Mereka (kelompok ahlusunnah) akhirnya dikenal dengan nama Asy’ariyyah (para
pengikut Al-Asy’ari), dan Maturidiyyah (para pengikut Al-Maturidi). Dan
mereka adalah ratusan juta umat, golongan mayoritas. Pengikutnya banyak dari
kalangan madzhab Syafi’i, Maliki, Hanafi, dan orang-orang utama dari kalangan
madzhab Hanbali (Fudhala’ al-Hanabilah). Sementara Rasulullah SAW
sendiri telah memberitahukan bahwa mayoritas umatnya tidak akan sesat.
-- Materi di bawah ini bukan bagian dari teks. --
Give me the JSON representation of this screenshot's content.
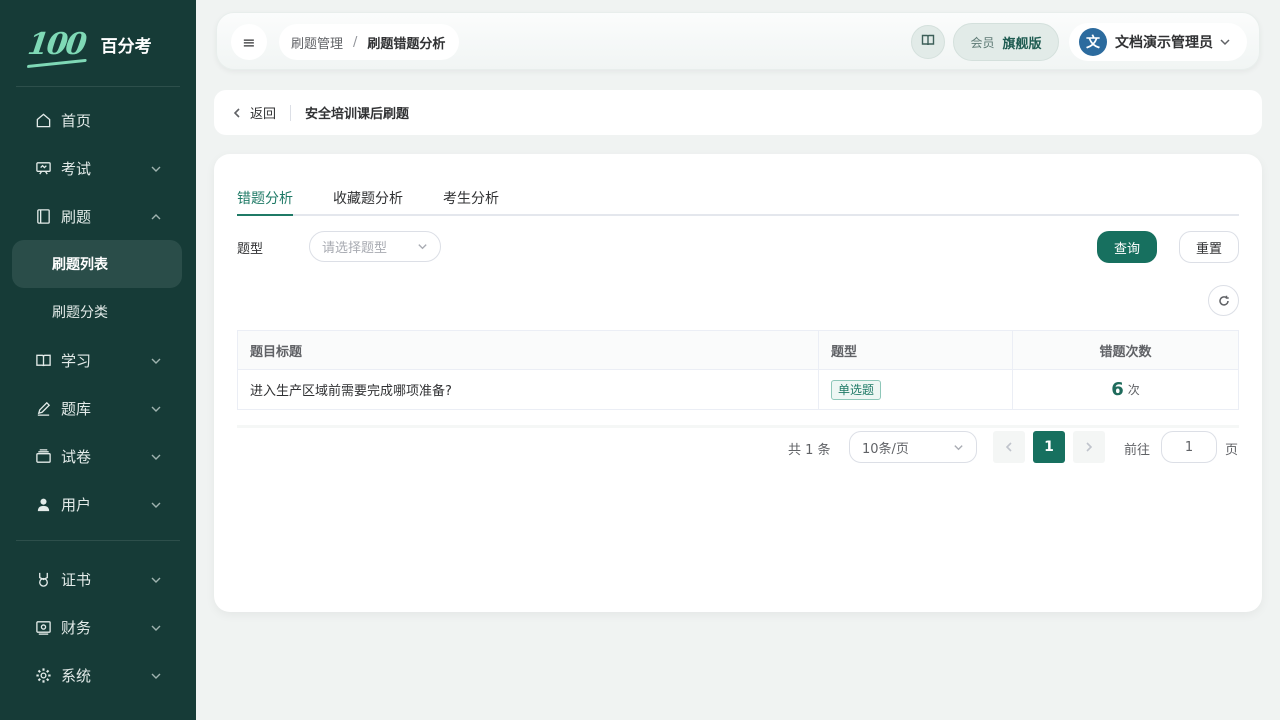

Adapun perbedaan mendasar pemikiran Al-Asy’ari dan
Muktazilah adalah terletak pada kekuatan akal. Sebagaimana kita ketahui bahwa
Muktazilah sangat mengagung-agungkan akal, dan berpendapat bahwa ‘akal’ manusia
dapat sampai kepada dua ajaran dasar dalam agama, yaitu adanya Tuhan dan
masalah kebaikan dan kejahatan. Setelah sampai kepada adanya Tuhan, dan
apa yang disebut dengan baik dan jahat. ‘Akal’ manusia dapat pula
mengetahui kewajibannya terhadap Tuhan, dan kewajibannya untuk berbuat
baik dan kewajiban untuk menjahui dari perbuatan jahat. Adapun
status wahyu dalam ‘empat’ hal ini hanya untuk memperkuat pendapat ‘akal’ dan
untuk memberi perincian tentang apa-apa yang telah diketahuinya itu.
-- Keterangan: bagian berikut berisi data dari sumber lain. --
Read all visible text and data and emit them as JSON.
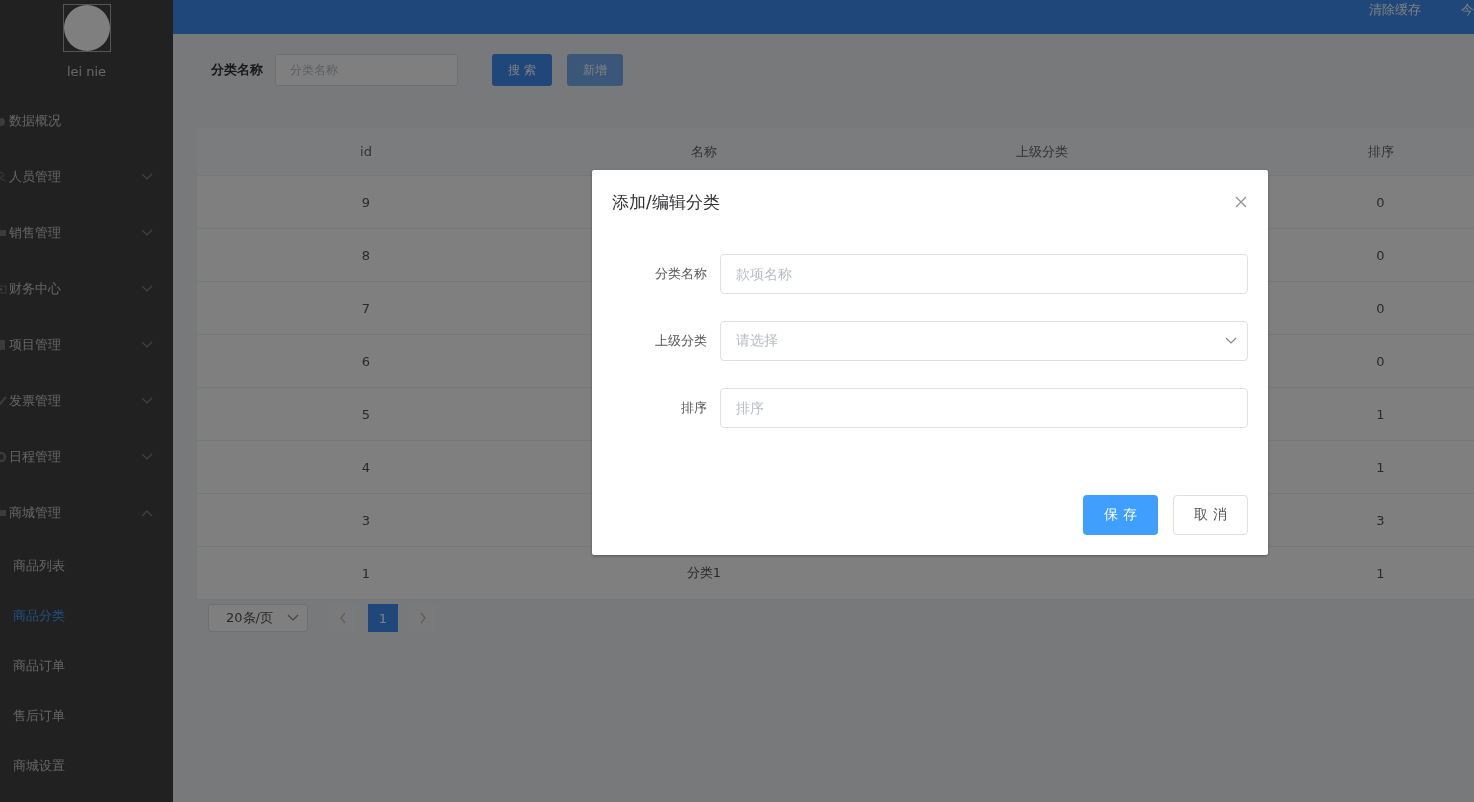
{
  "sidebar": {
    "user": {
      "name": "lei nie"
    },
    "menu": [
      {
        "label": "数据概况",
        "kind": "dashboard",
        "expandable": false
      },
      {
        "label": "人员管理",
        "kind": "user",
        "expandable": true,
        "expanded": false
      },
      {
        "label": "销售管理",
        "kind": "chat",
        "expandable": true,
        "expanded": false
      },
      {
        "label": "财务中心",
        "kind": "money",
        "expandable": true,
        "expanded": false
      },
      {
        "label": "项目管理",
        "kind": "file",
        "expandable": true,
        "expanded": false
      },
      {
        "label": "发票管理",
        "kind": "check",
        "expandable": true,
        "expanded": false
      },
      {
        "label": "日程管理",
        "kind": "gear",
        "expandable": true,
        "expanded": false
      },
      {
        "label": "商城管理",
        "kind": "chat",
        "expandable": true,
        "expanded": true,
        "children": [
          {
            "label": "商品列表",
            "selected": false
          },
          {
            "label": "商品分类",
            "selected": true
          },
          {
            "label": "商品订单",
            "selected": false
          },
          {
            "label": "售后订单",
            "selected": false
          },
          {
            "label": "商城设置",
            "selected": false
          }
        ]
      }
    ]
  },
  "header": {
    "links": [
      "清除缓存",
      "今"
    ]
  },
  "search": {
    "label": "分类名称",
    "placeholder": "分类名称",
    "buttons": [
      {
        "label": "搜 索",
        "kind": "primary"
      },
      {
        "label": "新增",
        "kind": "secondary"
      }
    ]
  },
  "table": {
    "columns": [
      "id",
      "名称",
      "上级分类",
      "排序"
    ],
    "rows": [
      {
        "id": "9",
        "sort": "0"
      },
      {
        "id": "8",
        "sort": "0"
      },
      {
        "id": "7",
        "sort": "0"
      },
      {
        "id": "6",
        "sort": "0"
      },
      {
        "id": "5",
        "sort": "1"
      },
      {
        "id": "4",
        "sort": "1"
      },
      {
        "id": "3",
        "sort": "3"
      },
      {
        "id": "1",
        "name": "分类1",
        "sort": "1"
      }
    ]
  },
  "pagination": {
    "page_size": "20条/页",
    "pages": [
      {
        "label": "1",
        "selected": true
      }
    ]
  },
  "dialog": {
    "title": "添加/编辑分类",
    "fields": [
      {
        "label": "分类名称",
        "placeholder": "款项名称",
        "kind": "text"
      },
      {
        "label": "上级分类",
        "placeholder": "请选择",
        "kind": "select"
      },
      {
        "label": "排序",
        "placeholder": "排序",
        "kind": "text"
      }
    ],
    "buttons": [
      {
        "label": "保 存",
        "kind": "primary"
      },
      {
        "label": "取 消",
        "kind": "default"
      }
    ]
  }
}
Al-Asy’ari beserta pengikutnya (Asy’ariyyah),
berpendapat bahwa ‘akal’ tidak begitu besar daya kekuatannya. Dan dalam ‘empat’
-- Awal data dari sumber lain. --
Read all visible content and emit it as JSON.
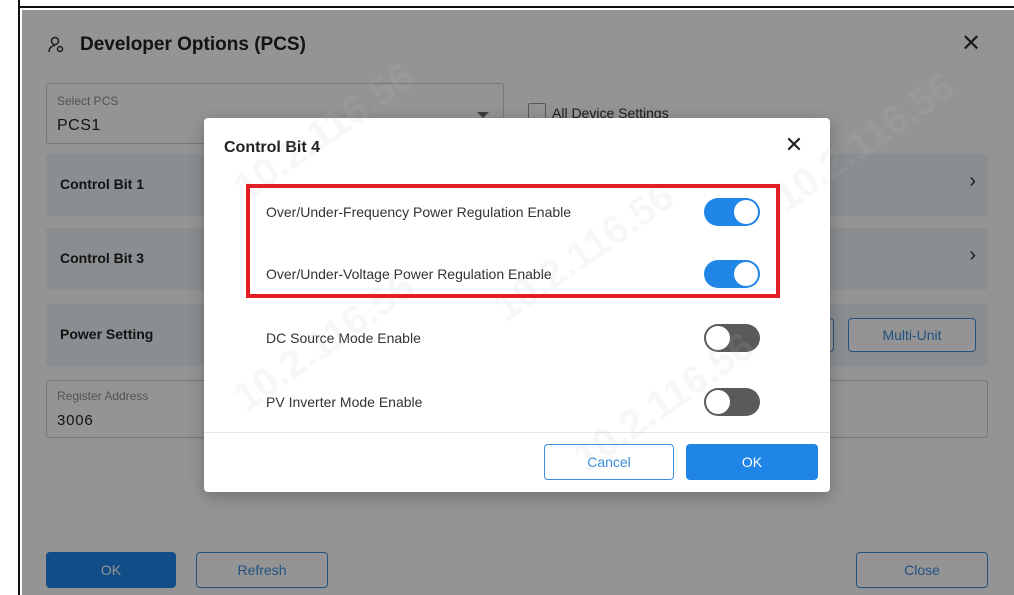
{
  "window": {
    "title": "Developer Options (PCS)",
    "close_glyph": "✕"
  },
  "select_pcs": {
    "label": "Select PCS",
    "value": "PCS1"
  },
  "all_device": {
    "label": "All Device Settings"
  },
  "sections": [
    {
      "label": "Control Bit 1",
      "chevron": "›"
    },
    {
      "label": "Control Bit 3",
      "chevron": "›"
    },
    {
      "label": "Power Setting"
    }
  ],
  "multi_unit_label": "Multi-Unit",
  "register": {
    "label": "Register Address",
    "value": "3006"
  },
  "footer": {
    "ok_label": "OK",
    "refresh_label": "Refresh",
    "close_label": "Close"
  },
  "modal": {
    "title": "Control Bit 4",
    "close_glyph": "✕",
    "options": [
      {
        "label": "Over/Under-Frequency Power Regulation Enable",
        "enabled": true
      },
      {
        "label": "Over/Under-Voltage Power Regulation Enable",
        "enabled": true
      },
      {
        "label": "DC Source Mode Enable",
        "enabled": false
      },
      {
        "label": "PV Inverter Mode Enable",
        "enabled": false
      }
    ],
    "cancel_label": "Cancel",
    "ok_label": "OK"
  },
  "watermark": {
    "text": "10.2.116.56"
  },
  "colors": {
    "accent": "#1f86e8",
    "highlight": "#e01f26",
    "toggle_off": "#5a5a5a"
  },
  "icons": {
    "title_icon": "user-settings-icon"
  }
}
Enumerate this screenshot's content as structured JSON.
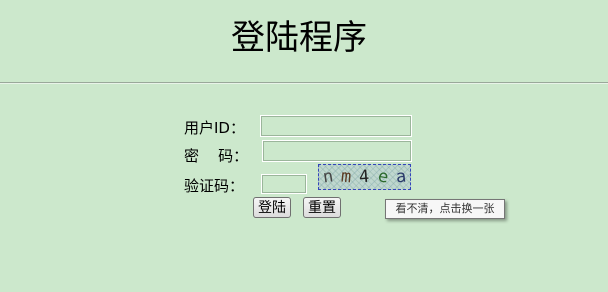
{
  "page": {
    "title": "登陆程序"
  },
  "form": {
    "user_id_label": "用户ID：",
    "password_label": "密    码：",
    "captcha_label": "验证码：",
    "user_id_value": "",
    "password_value": "",
    "captcha_value": "",
    "captcha_chars": [
      "n",
      "m",
      "4",
      "e",
      "a"
    ],
    "captcha_colors": [
      "#444444",
      "#5a3a22",
      "#222222",
      "#2c6a2c",
      "#2a3a6a"
    ]
  },
  "buttons": {
    "login_label": "登陆",
    "reset_label": "重置"
  },
  "tooltip": {
    "text": "看不清，点击换一张"
  }
}
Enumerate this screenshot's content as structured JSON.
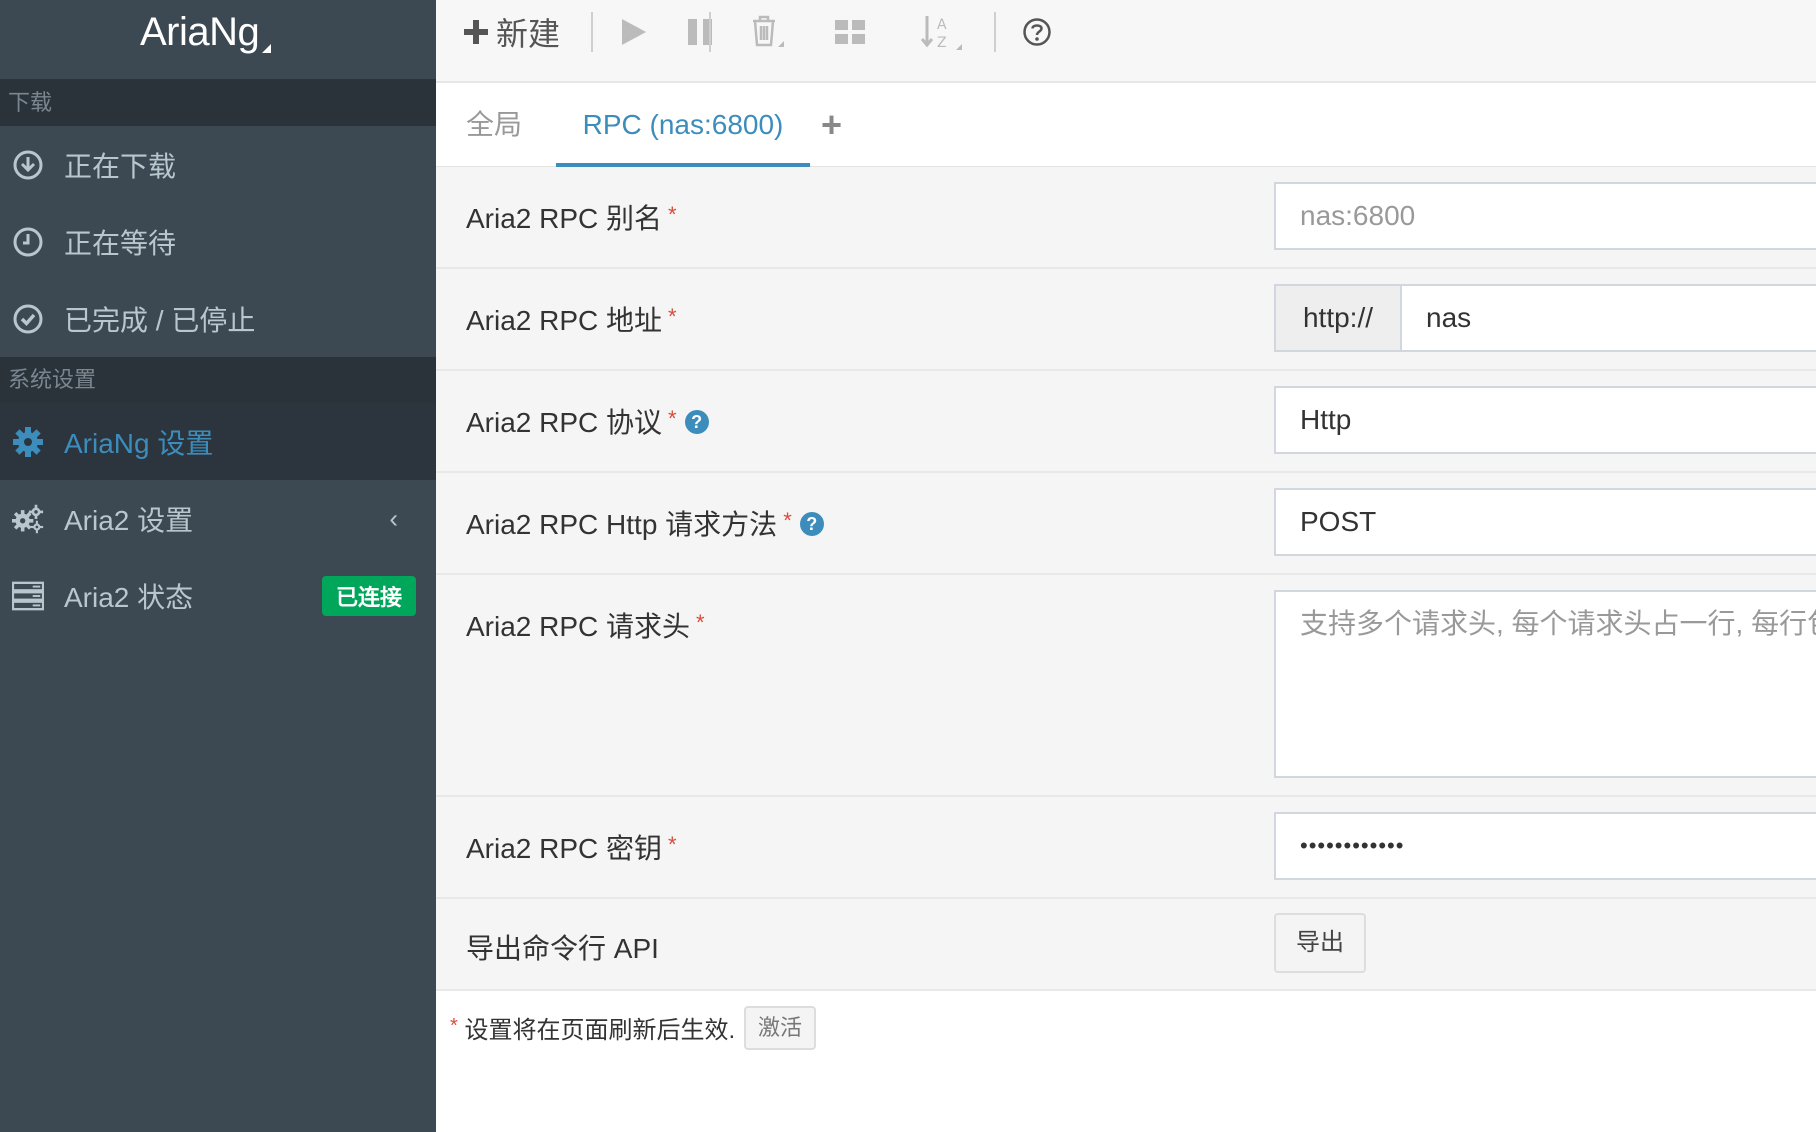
{
  "app": {
    "title": "AriaNg"
  },
  "sidebar": {
    "section_downloads": "下载",
    "downloading": "正在下载",
    "waiting": "正在等待",
    "stopped": "已完成 / 已停止",
    "section_settings": "系统设置",
    "ariang_settings": "AriaNg 设置",
    "aria2_settings": "Aria2 设置",
    "aria2_status": "Aria2 状态",
    "status_badge": "已连接"
  },
  "toolbar": {
    "new_label": "新建",
    "icons": [
      "plus-icon",
      "play-icon",
      "pause-icon",
      "trash-icon",
      "grid-icon",
      "sort-az-icon",
      "help-circle-icon"
    ]
  },
  "tabs": {
    "global": "全局",
    "rpc": "RPC (nas:6800)",
    "add": "+"
  },
  "form": {
    "alias": {
      "label": "Aria2 RPC 别名",
      "placeholder": "nas:6800"
    },
    "address": {
      "label": "Aria2 RPC 地址",
      "protocol_prefix": "http://",
      "value": "nas"
    },
    "protocol": {
      "label": "Aria2 RPC 协议",
      "value": "Http"
    },
    "method": {
      "label": "Aria2 RPC Http 请求方法",
      "value": "POST"
    },
    "headers": {
      "label": "Aria2 RPC 请求头",
      "placeholder": "支持多个请求头, 每个请求头占一行, 每行包"
    },
    "secret": {
      "label": "Aria2 RPC 密钥",
      "value": "••••••••••••"
    },
    "export": {
      "label": "导出命令行 API",
      "button": "导出"
    },
    "required_mark": "*",
    "help_mark": "?"
  },
  "footer": {
    "note": "设置将在页面刷新后生效.",
    "activate_button": "激活"
  },
  "colors": {
    "sidebar_bg": "#3c4852",
    "accent": "#3c8dbc",
    "success": "#00a65a",
    "required": "#dd4b39"
  }
}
masalah di atas, ‘akal’ hanya sampai kepada adanya Tuhan. Sedangkan
masalah kewajiban manusia terhadap Tuhan, perbuatan baik dan jahat,
kewajiban berbuat baik dan kewajiban menjahui perbuatan jahat, itu
diketahui manusia dengan melalui ‘wahyu’ yang diturunkan Tuhan melalui para
Nabi dan Rasul.
Sehingga dapat disimpulkan, kalau Muktazilah
banyak percaya pada kekuatan akal, sedangkan kaum Asy’ariyyah banyak
bergantung pada wahyu. Sikap yang dipakai Muktazilah adalah mempergunakan akal
dan kemudian memberi interpretasi pada teks atau nas ‘wahyu’ sesuai dengan
pendapat akal. Sedangkan Asy’ariyyah sebaliknya. Mereka lebih
mendahulukan ‘wahyu’ dan kemudian membawanya kepada argumen-argumen yang
rasional untuk teks wahyu tersebut.
Di sinilah, di bidang Aqidah (teologi), NU
mengambil jalan untuk memilih faham Imam Al-Asy’ari dan Imam Al-Maturidi
beserta pengikut-pengikutnya. Sekalipun dalam realitanya, NU lebih condong
kepada Al-Asy’ari.[22] Hal ini tidak bisa dipungkiri, mengingat
literatur ajaran al-Maturidi dan Maturidiyyah[23] tidak sebanyak literatur ajaran
Al-Asy’ari dan Asy’ariyyah. Di samping pula, tokoh-tokoh penerus
Al-Asy’ari seperti, Al-Juwaini (Imam Haramain), Al-Baqillani, Al-Syahrastani,
dan terutama Imam Ghazali yang sangat luas pengaruhnya di dunia Islam,
lebih dikenal oleh ulama-ulama NU, dari pada para penerus Al-Maturidi seperti Al-Bazdawi
(w. 390 H), Najm Al-Din Al-Nasafi (w. 537 H), Hasan Ali bin Said
al-Rasthaghfani, Abu al-Laits al-Bukhari, dan lain-lain.